Variable types

0.1 Continuous variables

  • The variable can take on any positive and negative real number, including 0: Gaussian (aka normal) distribution.

    • There are very few truly Gaussian variables, although in some cases one can speak of “approximate” or “assumed” normality.
    • This family is fitted by default in lm(), lme4::lmer() and brms::brm().
  • The variable can take on any positive number only: Log-normal distribution.

    • Duration of segments, words, pauses, etc, are known to be log-normally distributed.
    • Measurements taken in Hz (like f0, formants, centre of gravity, …) could be considered to be log-normal.
    • There other families that could potentially be used depending on the nature of the variable: exponential-Gaussian (reaction times), gamma, …
  • The variable can take on any number between 0 and 1, but not 0 nor 1: Beta distribution.

    • Proportions fall into this category (for example proportion of voicing within closure), although 0 and 1 are not allowed in the beta distribution.
  • The variable can take on any number between 0 and 1, including 0 or 0 and 1: Zero-inflated or Zero/one-inflated beta (ZOIB) distribution.

    • If the proportion data includes many 0s and 1s, then this is the ideal distribution to use.
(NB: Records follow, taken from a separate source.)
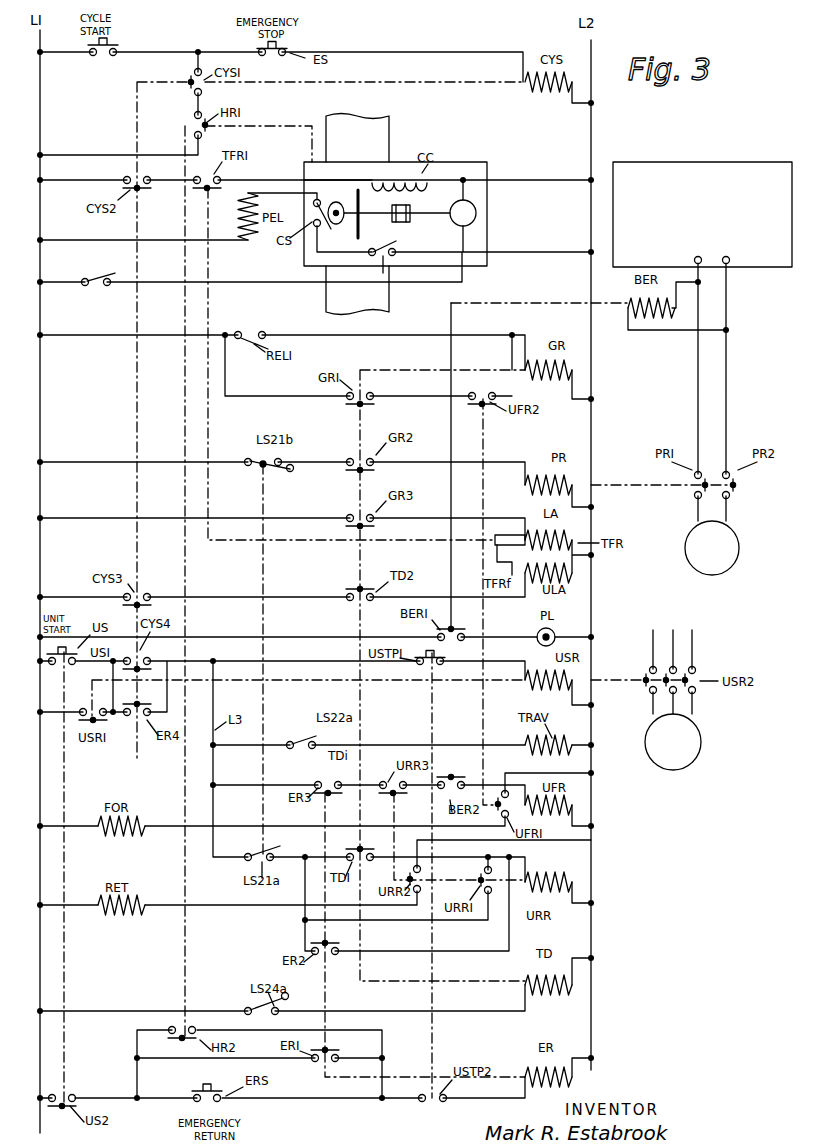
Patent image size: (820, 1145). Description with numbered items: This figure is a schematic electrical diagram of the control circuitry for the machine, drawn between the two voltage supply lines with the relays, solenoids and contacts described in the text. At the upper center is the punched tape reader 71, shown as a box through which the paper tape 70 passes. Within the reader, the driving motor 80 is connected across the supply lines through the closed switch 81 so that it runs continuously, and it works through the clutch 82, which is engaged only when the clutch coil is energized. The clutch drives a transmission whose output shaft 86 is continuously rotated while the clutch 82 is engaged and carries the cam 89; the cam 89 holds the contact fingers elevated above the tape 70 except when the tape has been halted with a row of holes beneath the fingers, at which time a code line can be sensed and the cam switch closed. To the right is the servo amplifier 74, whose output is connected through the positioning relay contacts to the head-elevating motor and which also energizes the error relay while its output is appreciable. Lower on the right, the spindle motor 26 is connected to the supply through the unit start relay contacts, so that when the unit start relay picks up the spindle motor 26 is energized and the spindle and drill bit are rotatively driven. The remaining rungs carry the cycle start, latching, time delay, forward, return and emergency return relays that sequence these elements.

The paper tape 70 is at (389, 136).
The punched tape reader 71 is at (468, 160).
The servo amplifier 74 is at (735, 161).
The driving motor 80 is at (477, 213).
The switch 81 is at (91, 288).
The clutch 82 is at (410, 223).
The output shaft 86 is at (371, 187).
The cam 89 is at (343, 198).
The spindle motor 26 is at (700, 748).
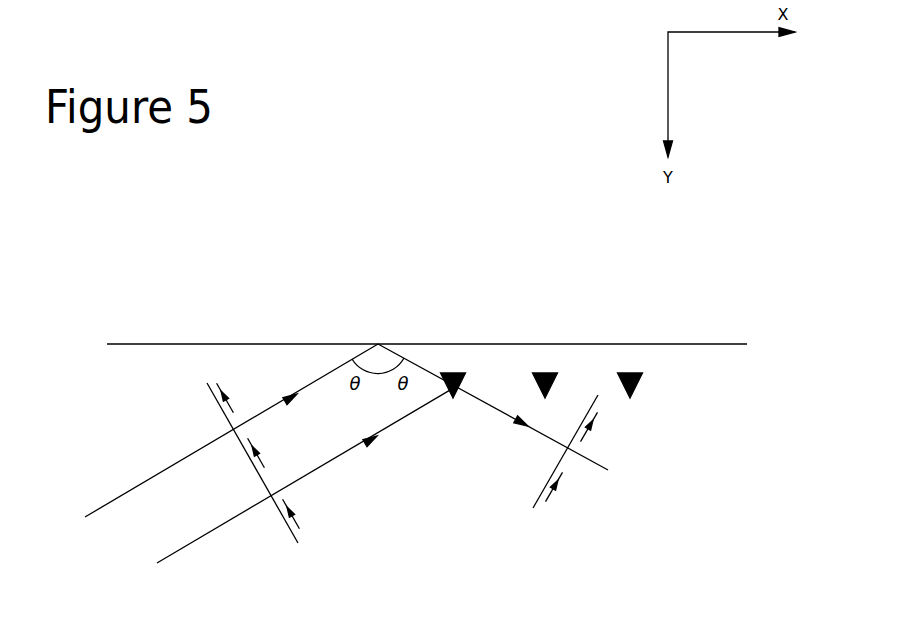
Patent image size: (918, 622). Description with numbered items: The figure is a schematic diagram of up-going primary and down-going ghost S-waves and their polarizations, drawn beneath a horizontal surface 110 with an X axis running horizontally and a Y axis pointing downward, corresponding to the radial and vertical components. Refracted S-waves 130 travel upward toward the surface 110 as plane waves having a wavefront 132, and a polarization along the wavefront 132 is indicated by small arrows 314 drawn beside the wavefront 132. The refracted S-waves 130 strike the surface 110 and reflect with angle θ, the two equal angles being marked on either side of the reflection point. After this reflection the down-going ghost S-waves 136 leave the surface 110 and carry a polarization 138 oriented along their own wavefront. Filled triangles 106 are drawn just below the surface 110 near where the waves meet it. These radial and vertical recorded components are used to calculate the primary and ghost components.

The surface 110 is at (482, 344).
The sensor elements 106 is at (641, 383).
The refracted S-waves 130 is at (135, 485).
The wavefront 132 is at (217, 402).
The polarization direction arrows 314 is at (294, 512).
The ghost S-waves 136 is at (487, 407).
The polarization 138 is at (563, 477).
ZOIB distributions are somewhat more difficult to fit than a simple beta distribution, so a common practice is to transform the data so that it doesn’t include 0s nor 1s (this can be achieved using different techniques, some better than others).

0.2 Discrete variables

  • The variable is dichotomous, i.e. it can take one of two levels: Bernoulli distribution.
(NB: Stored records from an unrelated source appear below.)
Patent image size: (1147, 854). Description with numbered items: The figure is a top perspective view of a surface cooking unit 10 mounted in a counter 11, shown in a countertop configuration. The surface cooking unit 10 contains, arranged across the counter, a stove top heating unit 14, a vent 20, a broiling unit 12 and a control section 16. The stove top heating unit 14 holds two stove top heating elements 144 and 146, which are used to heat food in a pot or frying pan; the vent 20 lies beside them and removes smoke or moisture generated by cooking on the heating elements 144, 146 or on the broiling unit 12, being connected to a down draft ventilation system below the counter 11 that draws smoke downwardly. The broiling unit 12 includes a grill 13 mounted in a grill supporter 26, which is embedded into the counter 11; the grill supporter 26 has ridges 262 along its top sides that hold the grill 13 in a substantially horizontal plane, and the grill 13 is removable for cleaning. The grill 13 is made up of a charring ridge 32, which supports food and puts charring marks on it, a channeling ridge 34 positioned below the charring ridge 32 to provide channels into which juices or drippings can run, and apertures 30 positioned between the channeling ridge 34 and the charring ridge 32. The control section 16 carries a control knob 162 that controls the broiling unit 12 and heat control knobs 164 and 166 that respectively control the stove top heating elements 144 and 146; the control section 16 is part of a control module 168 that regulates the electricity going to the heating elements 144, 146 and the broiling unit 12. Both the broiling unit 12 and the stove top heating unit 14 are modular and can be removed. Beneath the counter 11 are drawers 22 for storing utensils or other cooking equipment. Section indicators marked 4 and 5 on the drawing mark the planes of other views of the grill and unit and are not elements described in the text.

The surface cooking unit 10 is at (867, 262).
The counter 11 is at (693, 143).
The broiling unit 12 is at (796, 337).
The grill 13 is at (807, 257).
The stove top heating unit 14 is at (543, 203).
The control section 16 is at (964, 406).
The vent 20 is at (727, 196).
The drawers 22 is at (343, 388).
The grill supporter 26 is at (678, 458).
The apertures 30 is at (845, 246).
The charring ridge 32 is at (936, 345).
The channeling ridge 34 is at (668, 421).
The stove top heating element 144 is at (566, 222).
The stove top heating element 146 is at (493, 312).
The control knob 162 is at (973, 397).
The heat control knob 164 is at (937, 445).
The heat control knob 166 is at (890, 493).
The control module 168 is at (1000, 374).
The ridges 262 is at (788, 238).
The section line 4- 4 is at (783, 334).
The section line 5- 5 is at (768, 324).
    • Categorical outcome variables like yes/no, correct/incorrect, voiced/voiceless, follow this distribution.
    • This family is fitted by default when you run glm(family = binomial), aka “logistic regression” or “binomial regression”.
  • The variable is counts: Poisson distribution.

    • Counts of words, segments, gestures, f0 peaks, …
  • The variable is a scale: ordinal linear model.

    • Likert scales and ratings, language attitude questionnaires.
    • Ordinal linear models, a.k.a. ordinal logistic regression, can be fitted with the ordinal and the brms package.